Pai de primeira Copa

O primeiro Mundial do qual tenho lembranças vívidas é o de 1990. Lembro-me com detalhes da lambança de Higuita contra Camarões, da dancinha de Roger Milla, do surpreendente artilheiro Totó Schillaci, dos pênaltis defendidos por Goycochea (e daquele mais decisivo, que ele não pegou por centímetros).

Mas do que jamais esqueço mesmo é o que vivi fora da televisão. Nas oitavas entre Colômbia e os Leões Indomáveis, como fizemos em várias outras partidas, meu irmão e eu ficamos assistindo de um lado da sala, enquanto meu pai, recuperando-se de uma tuberculose, ficava do outro fazendo tratamento. Mesmo distante – a sala era bastante larga –, ele fazia questão de nos ensinar detalhes da peleja e contar histórias de Mundiais passados.

A finalíssima assisti na casa de minha avó, ao lado de incontáveis tios, tias, primos e primas. Família mineira numerosa. Minha mãe teve 11 irmãos. Era festa da boa. Quase todos estavam torcendo pela Alemanha. Eu, fã de Maradona e cia, era a exceção.

Para mim, futebol sempre foi muito mais do que o jogo. É sobre criar laços, afetos e momentos. Por isso, o Mundial do Catar será diferente de todos os outros aqui em casa.
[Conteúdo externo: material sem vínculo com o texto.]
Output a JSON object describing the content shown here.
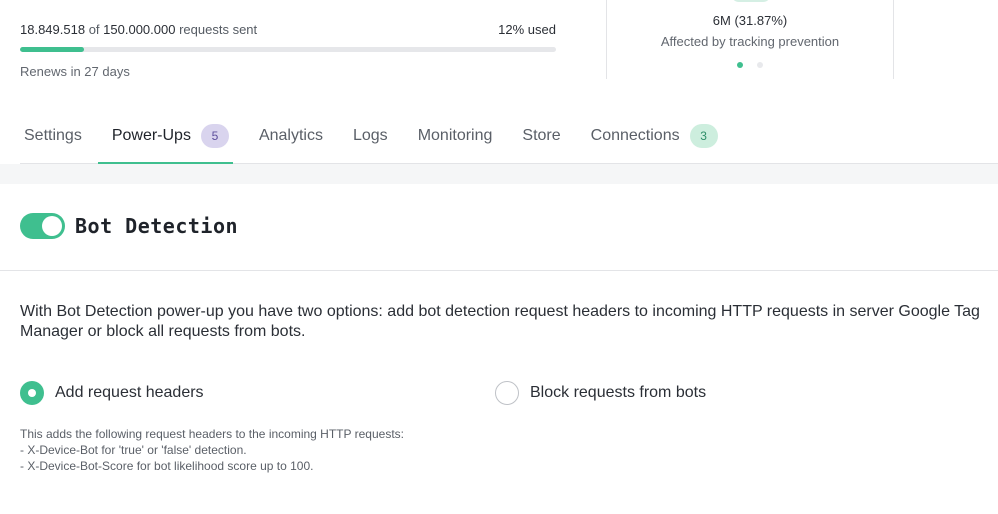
{
  "usage": {
    "sent": "18.849.518",
    "of": "of",
    "total": "150.000.000",
    "suffix": "requests sent",
    "used_label": "12% used",
    "progress_fraction": 0.12,
    "renews": "Renews in 27 days"
  },
  "stat": {
    "value": "6M (31.87%)",
    "label": "Affected by tracking prevention"
  },
  "tabs": [
    {
      "label": "Settings"
    },
    {
      "label": "Power-Ups",
      "badge": "5"
    },
    {
      "label": "Analytics"
    },
    {
      "label": "Logs"
    },
    {
      "label": "Monitoring"
    },
    {
      "label": "Store"
    },
    {
      "label": "Connections",
      "badge": "3"
    }
  ],
  "powerup": {
    "title": "Bot Detection",
    "enabled": true,
    "description": "With Bot Detection power-up you have two options: add bot detection request headers to incoming HTTP requests in server Google Tag Manager or block all requests from bots.",
    "options": [
      {
        "label": "Add request headers",
        "selected": true
      },
      {
        "label": "Block requests from bots",
        "selected": false
      }
    ],
    "help": [
      "This adds the following request headers to the incoming HTTP requests:",
      "- X-Device-Bot for 'true' or 'false' detection.",
      "- X-Device-Bot-Score for bot likelihood score up to 100."
    ]
  },
  "colors": {
    "accent": "#3fbf8f",
    "badge_purple": "#d9d4ee",
    "badge_green": "#cdeede"
  }
}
Conto minha vida em Copas do Mundo. Este ano, completo exatamente 10 Copas de Vida. Será a 1ª do Martin, meu filho. E isso faz tudo ser diferente. Tenho certeza que, assim como foi em 1986 para mim, ele não vai lembrar de nada deste mundial. Mas eu vou fazer questão de recordar todos os detalhes.

Um dia quero contar quais jogos ele conseguiu assistir ao meu lado ou no meu colo. Como foi sua reação com a barulheira da estreia do Brasil. Os lances mais importantes que perdi por ter de correr pela casa atrás dele. Ele vai saber até que a Copa começou com nós três (pai, mãe e filho) isolados por conta da reta final de uma Covid que nos pegou de jeito.

Os gols ele poderá ver depois pelo YouTube – ou por outra plataforma do futuro. Mas dos pequenos momentos, desses ele vai precisar de mim para saber como foi sua primeira Copa de Vida.

Tudo começa no domingo, com Catar e Equador, bem na hora de sua soneca. Mas não há de ser nada. No segundo tempo ele estará acordado para ficar ao meu lado e fazer desta a Copa mais especial de minha vida.